Hiperemesis gravidarum adalah mual dan muntah yang berat dan berlebihan selama kehamilan, yang mengakibatkan ketidakseimbangan elektrolit, metabolik, dan nutrisi tanpa masalah-masalah medis lainnya (Stright, 2005)
Hiperemesis Gravidarum (Vomitus yang merusak dalam kehamilan) adalah nousea dan vomitus dalam kehamilan yang berkembang sedemikian luas sehingga menjadi efek sistemik, dehidrasi dan penurunan berat badan (Taber, 1994).  
Hiperemesis Gravidarum adalah keadaan dimana penderita mual dan muntah/tumpah yang berlebihan, lebih dari 10 kali dalam 24 jam atau setiap saat, sehingga mengganggu kesehatan dan pekerjaan sehari-hari (Achadiat, 2004).
Hiperemesis gravidarum adalah mual dan muntah berlebihan selama masa hamil. Muntah yang membahayakan ini dibedakan dari morning sickness yang normal dialami wanita hamil karena  intensitasnya  tidak melebihi muntah normal dan berlangsung selama trimester pertama kehamilan. Sehubungan dengan adanya ketonemia, penurunan berat badan dan dehidrasi, hiperemesis gravidarum dapat terjadi di steiap trimester, biasanya diawali pada trimester pertama dan menetap selama kehamilan dengan tingkat keparahan bervariasi. Kondisi ini perlu dibedakan dari penyakit lain seperti kolesistitis, pancreatitis, hepatitis dan penyakit gondok. Ptialisme, peningkatan produksi kelenjar ludah yang berlebihan, dihubungkan dengan mual muntah berat selama masa hamil. Pada kondisi ini, wanita tidak mampu menelan saliva dan selama hamil terus menerus mengeluarkan satu hingga dua liter ludah per hari.

2.        Etiologi
Stright (2005) menjelaskan bahwa etiologi hiperemesis gravidarum belum jelas; perkiraan faktor-faktor penyebabnya meliputi:
1.      Kada HCG yang tinggi pada awal kehamilan
2.      Defisiensi metabolik atau nutrisi
3.      Lebih umum terjadi pada kehamilan wanita kulit putih yang tidak menikah dan kehamilan pertama
4.      Ambivalen terhadap kehamilan atau sters terkait dengan keluarga
5.      Disfungsi tiroid

Berikut ini adalah hal-hal yang menjadi penyebab hiperemesis gravidarum (Hidayati, 2009).
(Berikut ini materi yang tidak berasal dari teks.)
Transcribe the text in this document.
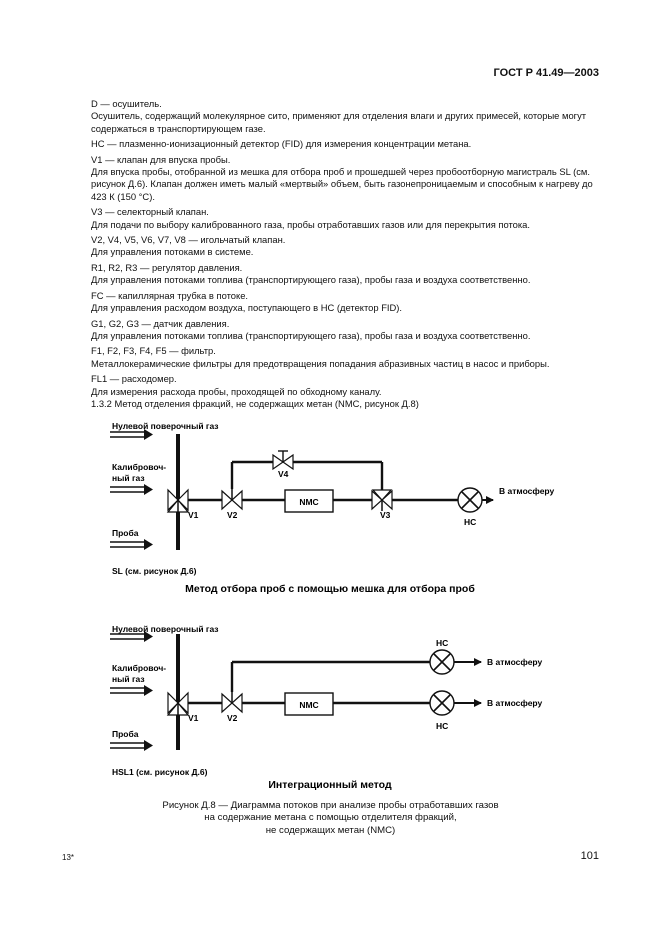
ГОСТ Р 41.49—2003

D — осушитель.

Осушитель, содержащий молекулярное сито, применяют для отделения влаги и других примесей, которые могут содержаться в транспортирующем газе.

HC — плазменно-ионизационный детектор (FID) для измерения концентрации метана.

V1 — клапан для впуска пробы.

Для впуска пробы, отобранной из мешка для отбора проб и прошедшей через пробоотборную магистраль SL (см. рисунок Д.6). Клапан должен иметь малый «мертвый» объем, быть газонепроницаемым и способным к нагреву до 423 К (150 °С).

V3 — селекторный клапан.

Для подачи по выбору калиброванного газа, пробы отработавших газов или для перекрытия потока.

V2, V4, V5, V6, V7, V8 — игольчатый клапан.

Для управления потоками в системе.

R1, R2, R3 — регулятор давления.

Для управления потоками топлива (транспортирующего газа), пробы газа и воздуха соответственно.

FC — капиллярная трубка в потоке.

Для управления расходом воздуха, поступающего в HC (детектор FID).

G1, G2, G3 — датчик давления.

Для управления потоками топлива (транспортирующего газа), пробы газа и воздуха соответственно.

F1, F2, F3, F4, F5 — фильтр.

Металлокерамические фильтры для предотвращения попадания абразивных частиц в насос и приборы.

FL1 — расходомер.

Для измерения расхода пробы, проходящей по обходному каналу.

1.3.2 Метод отделения фракций, не содержащих метан (NMC, рисунок Д.8)

Нулевой поверочный газ
Калибровоч-
ный газ
Проба
V1	V2
V4
NMC
V3
HC
В атмосферу
SL (см. рисунок Д.6)
Метод отбора проб с помощью мешка для отбора проб
Нулевой поверочный газ
Калибровоч-
ный газ
Проба
V1	V2
HC
В атмосферу
NMC
HC
В атмосферу
HSL1 (см. рисунок Д.6)
Интеграционный метод
Рисунок Д.8 — Диаграмма потоков при анализе пробы отработавших газов
на содержание метана с помощью отделителя фракций,
не содержащих метан (NMC)
13*	101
1.      Sering terjadi pada prima gravida, molahidatidosa, dan kehamilan ibu akibat peningkatan kadar HCG.
2.      Faktor organik, karena masuknya vili korialis dalam sirkulasi maternal dan perubahan metabolik.
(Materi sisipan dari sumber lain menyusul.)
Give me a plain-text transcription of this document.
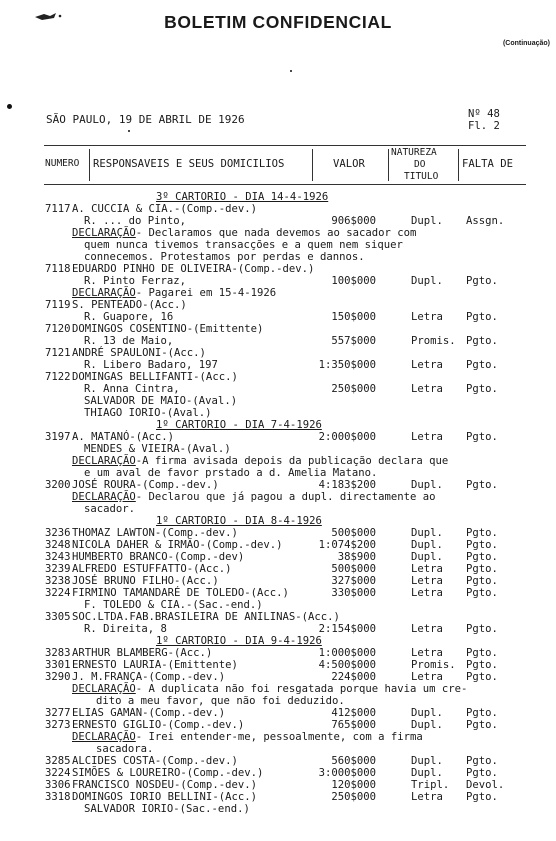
BOLETIM CONFIDENCIAL
(Continuação)
SÃO PAULO, 19 DE ABRIL DE 1926	Nº 48
Fl. 2
NUMERO RESPONSAVEIS E SEUS DOMICILIOS	VALOR
NATUREZA
DO
TITULO
FALTA DE
3º CARTORIO - DIA 14-4-1926
7117 A. CUCCIA & CIA.-(Comp.-dev.)
R. ... do Pinto,	906$000	Dupl. Assgn.
DECLARAÇÃO- Declaramos que nada devemos ao sacador com
quem nunca tivemos transacções e a quem nem siquer
connecemos. Protestamos por perdas e dannos.
7118 EDUARDO PINHO DE OLIVEIRA-(Comp.-dev.)
R. Pinto Ferraz,	100$000	Dupl. Pgto.
DECLARAÇÃO- Pagarei em 15-4-1926
7119 S. PENTEADO-(Acc.)
R. Guapore, 16	150$000	Letra Pgto.
7120 DOMINGOS COSENTINO-(Emittente)
R. 13 de Maio,	557$000	Promis. Pgto.
7121 ANDRÉ SPAULONI-(Acc.)
R. Libero Badaro, 197	1:350$000	Letra Pgto.
7122 DOMINGAS BELLIFANTI-(Acc.)
R. Anna Cintra,	250$000	Letra Pgto.
SALVADOR DE MAIO-(Aval.)
THIAGO IORIO-(Aval.)
1º CARTORIO - DIA 7-4-1926
3197 A. MATANÓ-(Acc.)	2:000$000	Letra Pgto.
MENDES & VIEIRA-(Aval.)
DECLARAÇÃO-A firma avisada depois da publicação declara que
e um aval de favor prstado a d. Amelia Matano.
3200 JOSÉ ROURA-(Comp.-dev.)	4:183$200	Dupl. Pgto.
DECLARAÇÃO- Declarou que já pagou a dupl. directamente ao
sacador.
1º CARTORIO - DIA 8-4-1926
3236 THOMAZ LAWTON-(Comp.-dev.)	500$000	Dupl. Pgto.
3248 NICOLA DAHER & IRMÃO-(Comp.-dev.)	1:074$200	Dupl. Pgto.
3243 HUMBERTO BRANCO-(Comp.-dev)	38$900	Dupl. Pgto.
3239 ALFREDO ESTUFFATTO-(Acc.)	500$000	Letra Pgto.
3238 JOSÉ BRUNO FILHO-(Acc.)	327$000	Letra Pgto.
3224 FIRMINO TAMANDARÉ DE TOLEDO-(Acc.)	330$000	Letra Pgto.
F. TOLEDO & CIA.-(Sac.-end.)
3305 SOC.LTDA.FAB.BRASILEIRA DE ANILINAS-(Acc.)
R. Direita, 8	2:154$000	Letra Pgto.
1º CARTORIO - DIA 9-4-1926
3283 ARTHUR BLAMBERG-(Acc.)	1:000$000	Letra Pgto.
3301 ERNESTO LAURIA-(Emittente)	4:500$000	Promis. Pgto.
3290 J. M.FRANÇA-(Comp.-dev.)	224$000	Letra Pgto.
DECLARAÇÃO- A duplicata não foi resgatada porque havia um cre-
dito a meu favor, que não foi deduzido.
3277 ELIAS GAMAN-(Comp.-dev.)	412$000	Dupl. Pgto.
3273 ERNESTO GIGLIO-(Comp.-dev.)	765$000	Dupl. Pgto.
DECLARAÇÃO- Irei entender-me, pessoalmente, com a firma
sacadora.
3285 ALCIDES COSTA-(Comp.-dev.)	560$000	Dupl. Pgto.
3224 SIMÕES & LOUREIRO-(Comp.-dev.)	3:000$000	Dupl. Pgto.
3306 FRANCISCO NOSDEU-(Comp.-dev.)	120$000	Tripl. Devol.
3318 DOMINGOS IORIO BELLINI-(Acc.)	250$000	Letra Pgto.
SALVADOR IORIO-(Sac.-end.)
3.      Faktor Psikologi. Seperti keretakan rumah tangga, kehilangan pekerjaan, rasa takut terhadap kehamilan dan persalinan, takut memikul tanggung jawab, dan sebagainya.
4.      Faktor endokrin lainna: hipertiroid, diabetes, dan sebagainya.
Penyebab hiperemesis gravidarum belum diketahui secara pasti. Tidak ada bukti bahwa penyakit ini disebabkan oleh faktor toksik; juga tidak ditemukan kelaian biokimia. Perubahan-perubahan anatomic pada otak, jantung, hati dan susunan saraf, disebabkan oleh kekurangan vitamin (Manuaba dkk, 2009).
Manuaba (1998), beberapa faktor predisposisi dan faktor lain yang telah ditemukan oleh beberapa penulis sebagai berikut:
1.      Faktor adaptasi dan hormonal
Faktor predisposisi yang sering dikemukakan adalah primigravida, mola hidatidosa dan kehamilan ganda. Frekuensi yang tinggi pada mola hidatidosa dan kehamilan ganda menimbulkan dugaan bahwa faktor hormone memegang peranan karena pada kedua keadaan tersebut hormone khorionik gonadotropin dibentuk berlebihan.
2.      Alergi
Sebagai salah satu respon dari jaringan ibu terhadap anak, juga disebut sebagai salah satu faktor organic.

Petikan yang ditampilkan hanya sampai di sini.